The original filter in this beauty was designed by Chris Hugget - of the Oscar and Wasp legacies - and is presented here with some different features that really make this a special filter in today's world. Switchable between "Classic" and "Acid" modes, the filter not only gives you the ability to experience the original in all its glory, but also allows for some extra punch on the high end, taking this synth into the realms of the infamous 303 thanks to a "Diode Ladder Filter design". The filter is also Multi-Mode, so it can be switched between 24db, or 12db slopes, as well as Low Pass, High Pass, and Bandpass, and can also be modulated via the envelope, or the 2nd LFO. There is also a nice Overdrive feature, which can be very useful in making your sound more robust, or distorted and more aggressive. And did i mention the huge Filter Cutoff knob a la Moog? Because you know, handling the filter can sometimes be a bit like riding in a rodeo, and one needs that extra space to hold on to as you are taken for the ride of your life!
The modulation section on the Bass Station is very straight forward, and a bit like the LFO section found on the Korg MS2000: 2 LFO's side by side, offering your standard Saw, Square, Triangle, and S+H ( Sample and Hold - Great for manual classic sequencing ), but giving you the extra feature of allowing for what is called "LFO Slew", which though it sounds more like a foreign side dish, is actually a nice way of distorting the LFO wave as it is modulated for more interesting possibilities. This aside from the fact we have covered the patched possibilities for the LFOs on the oscillator, and filter sections, and you get an idea of how far you can take things with this incredible little beast.
The envelopes on the Bass Station are of the slider kind, just like on the Minibrute, which are very intuitive for this sorta of thing, yet has what may be seen a drawback. Unlike many synths which offer a dedicated filter and amp envelope, the Bass Station offers one set of sliders, switchable between 3 options, Mod, Amp, or both simultaneously; which can actually be a fairly useful feature in some cases. The envelope also offers the option to trigger once, re-trigger or the cool "Auto-Glide" feature.
Last we move on to the sequencing section, the favorite of many, and the star of the show with this little beast in many ways....aside from the filter of course! Here we have not just an arpeggiator, but also the often lacking step sequencer; which, because of the lack of pads or per-step lights, records the sequence as you play it on the keyboard for a much more expressive experience. The included "Rhythm" knob also allows for the breaking up of the steps by inserting rhythmic gaps ( 32 in total ), or will simply let both the Arpeggiator and sequencer play in the classic manner. A total of 4 pattern banks are available for the step sequencer, allowing for a total of 32 steps that can be played live and on-the-fly. The Arpeggiator features the standard in pattern modes, here presented as "Up", "Down", Up/Down 1", "Up/Down 2", and "Random"; all with the usual range of 4 octaves.

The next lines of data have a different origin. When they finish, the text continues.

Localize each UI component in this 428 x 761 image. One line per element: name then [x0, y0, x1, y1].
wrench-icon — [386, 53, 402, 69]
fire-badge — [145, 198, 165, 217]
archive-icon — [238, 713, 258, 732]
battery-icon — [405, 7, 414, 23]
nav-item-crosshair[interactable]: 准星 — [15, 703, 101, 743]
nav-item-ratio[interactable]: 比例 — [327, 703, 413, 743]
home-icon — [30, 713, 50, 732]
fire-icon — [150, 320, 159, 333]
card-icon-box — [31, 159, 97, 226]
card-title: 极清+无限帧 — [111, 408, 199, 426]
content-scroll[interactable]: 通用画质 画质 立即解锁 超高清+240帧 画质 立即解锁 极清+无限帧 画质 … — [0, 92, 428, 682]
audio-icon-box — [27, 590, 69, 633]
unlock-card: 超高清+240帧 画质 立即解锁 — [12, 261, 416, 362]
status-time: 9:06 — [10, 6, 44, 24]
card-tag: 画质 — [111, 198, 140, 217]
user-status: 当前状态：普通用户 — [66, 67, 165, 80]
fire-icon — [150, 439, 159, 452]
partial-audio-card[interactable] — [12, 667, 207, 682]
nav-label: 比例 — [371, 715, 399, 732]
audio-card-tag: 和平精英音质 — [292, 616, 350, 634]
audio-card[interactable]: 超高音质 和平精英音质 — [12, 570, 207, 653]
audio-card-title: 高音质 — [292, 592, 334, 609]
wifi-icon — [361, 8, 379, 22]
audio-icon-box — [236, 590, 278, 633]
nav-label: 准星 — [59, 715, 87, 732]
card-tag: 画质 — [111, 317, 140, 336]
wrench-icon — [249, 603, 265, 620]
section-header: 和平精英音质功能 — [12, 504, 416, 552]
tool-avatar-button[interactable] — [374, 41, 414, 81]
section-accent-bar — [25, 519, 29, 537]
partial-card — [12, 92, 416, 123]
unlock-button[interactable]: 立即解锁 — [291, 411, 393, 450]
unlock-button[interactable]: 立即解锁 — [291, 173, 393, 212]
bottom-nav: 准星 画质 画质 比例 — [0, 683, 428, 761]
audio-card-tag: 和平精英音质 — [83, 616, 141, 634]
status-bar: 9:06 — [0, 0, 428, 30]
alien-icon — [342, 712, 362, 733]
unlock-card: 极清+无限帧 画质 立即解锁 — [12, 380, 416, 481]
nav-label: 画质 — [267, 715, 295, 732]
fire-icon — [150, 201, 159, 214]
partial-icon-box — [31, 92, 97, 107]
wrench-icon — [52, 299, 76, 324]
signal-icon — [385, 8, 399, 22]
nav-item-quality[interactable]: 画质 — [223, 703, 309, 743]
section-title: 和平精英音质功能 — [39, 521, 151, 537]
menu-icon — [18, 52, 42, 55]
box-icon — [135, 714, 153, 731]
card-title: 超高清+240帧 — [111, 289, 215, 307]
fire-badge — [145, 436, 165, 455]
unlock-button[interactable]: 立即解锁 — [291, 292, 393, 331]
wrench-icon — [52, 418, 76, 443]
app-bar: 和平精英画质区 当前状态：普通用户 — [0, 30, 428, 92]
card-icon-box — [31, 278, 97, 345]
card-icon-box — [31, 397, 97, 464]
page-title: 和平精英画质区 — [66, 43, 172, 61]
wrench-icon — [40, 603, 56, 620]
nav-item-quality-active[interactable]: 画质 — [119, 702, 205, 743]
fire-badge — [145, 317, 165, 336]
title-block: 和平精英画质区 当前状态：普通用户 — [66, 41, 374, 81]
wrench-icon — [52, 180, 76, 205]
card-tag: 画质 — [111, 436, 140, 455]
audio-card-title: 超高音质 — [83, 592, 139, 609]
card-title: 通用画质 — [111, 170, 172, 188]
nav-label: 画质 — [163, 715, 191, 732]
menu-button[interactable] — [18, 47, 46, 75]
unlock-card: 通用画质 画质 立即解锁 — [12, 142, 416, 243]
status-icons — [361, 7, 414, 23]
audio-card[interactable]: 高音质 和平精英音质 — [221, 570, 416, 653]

Latch is also featured, and is a nice tool, especially for giving your hands a rest while exploring the subsonic territories that are capable with this synth.
Overall, this synth should be all you need for basslines, sub-tones, and really anything you want to do; especially with the incredible sequencing capabilities this synth has to offer. The only real limitation found here is lack of Polyphony, which gives Mono Synths their special and often "retro" feel. So don't judge based on that....each synth has its own beauty, and adds power to your set up when chosen wisely. This beast is available for immediate delivery from Sweetwater or any other place you use for synth-shopping, and is bound to easily become, quite literally....your Bass Station.